Sadeghian Hamid, Attaran Neda, Jafari Zeinab, Saberi Mohammad Reza, Seyedi Seyed Mohammad, Eshghi Hossein, Pordel Mehdi, Riazi Mohammad Mahdi
Department of Laboratory Sciences, School of Paramedical Sciences, Mashhad University of Medical Sciences, Mashhad 91389-13131, Iran.
Bioorg Med Chem. 2009 Mar 15;17(6):2327-35. doi: 10.1016/j.bmc.2009.02.009. Epub 2009 Feb 13.
A group of 4-methoxyphenylacetic acid esters were designed, synthesized and evaluated as potential inhibitors of soybean 15-lipoxygenase (SLO) on the basis of eugenol and esteragol structures. Compounds 7d-e showed the best IC(50) in SLO inhibition (IC(50)=3.8 and 1.9 microM, respectively). All compounds were docked in SLO active site and showed that carbonyl group of compounds is oriented toward the Fe(III)-OH moiety in the active site of enzyme and fixed by hydrogen bonding with hydroxyl group. It is assumed that lipophilic interaction of ligand-enzyme would be in charge of inhibiting the enzyme activity. The selectivity of the synthetic esters in inhibiting of 15-HLOb was also compared with 15-HLOa by molecular modeling and multiple alignment techniques.
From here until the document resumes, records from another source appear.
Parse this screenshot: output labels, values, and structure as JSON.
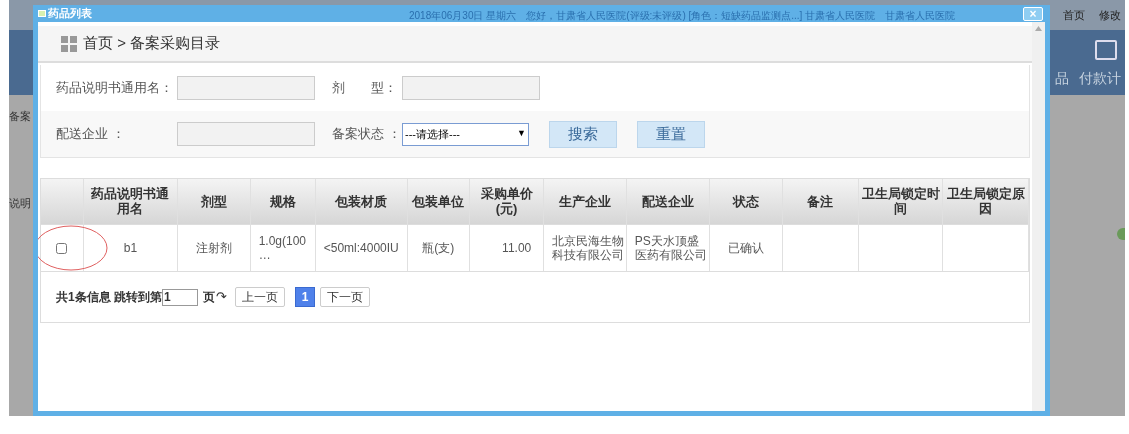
{
  "background_page": {
    "header_texts": [
      "2018年06月30日 星期六",
      "您好，甘肃省人民医院(评级:未评级) [角色：短缺药品监测点...] 甘肃省人民医院",
      "甘肃省人民医院"
    ],
    "top_links": [
      "首页",
      "修改"
    ],
    "nav_items": [
      "品",
      "付款计"
    ],
    "left_fragments": [
      "备案",
      "说明"
    ]
  },
  "dialog": {
    "title": "药品列表",
    "close": "×"
  },
  "breadcrumb": {
    "home": "首页",
    "separator": ">",
    "current": "备案采购目录"
  },
  "search_form": {
    "fields": [
      {
        "label": "药品说明书通用名：",
        "kind": "text"
      },
      {
        "label": "剂　　型：",
        "kind": "text"
      },
      {
        "label": "配送企业 ：",
        "kind": "text"
      },
      {
        "label": "备案状态 ：",
        "kind": "select",
        "value": "---请选择---",
        "arrow": "▼"
      }
    ],
    "buttons": [
      "搜索",
      "重置"
    ]
  },
  "table": {
    "columns": [
      "",
      "药品说明书通用名",
      "剂型",
      "规格",
      "包装材质",
      "包装单位",
      "采购单价(元)",
      "生产企业",
      "配送企业",
      "状态",
      "备注",
      "卫生局锁定时间",
      "卫生局锁定原因"
    ],
    "rows": [
      {
        "checked": false,
        "cells": [
          "",
          "b1",
          "注射剂",
          "1.0g(100 …",
          "<50ml:4000IU",
          "瓶(支)",
          "11.00",
          "北京民海生物科技有限公司",
          "PS天水顶盛医药有限公司",
          "已确认",
          "",
          "",
          ""
        ]
      }
    ]
  },
  "pagination": {
    "summary": "共1条信息 跳转到第",
    "page_input": "1",
    "page_suffix": "页",
    "go_icon": "↷",
    "prev": "上一页",
    "pages": [
      {
        "label": "1",
        "selected": true
      }
    ],
    "next": "下一页"
  }
}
基于丁香酚和甲基丁香酚的结构,设计、合成并评估了一组4-甲氧基苯乙酸酯作为大豆15-脂氧合酶(SLO)的潜在抑制剂。化合物7d - e在抑制SLO方面表现出最佳的半数抑制浓度(IC(50))(分别为IC(50)=3.8和1.9微摩尔)。所有化合物均对接至SLO活性位点,结果表明化合物的羰基朝向酶活性位点中的Fe(III)-OH部分,并通过与羟基形成氢键而固定。据推测,配体 - 酶之间的亲脂性相互作用负责抑制酶的活性。还通过分子建模和多重比对技术比较了合成酯对15-HLOb和15-HLOa抑制作用的选择性。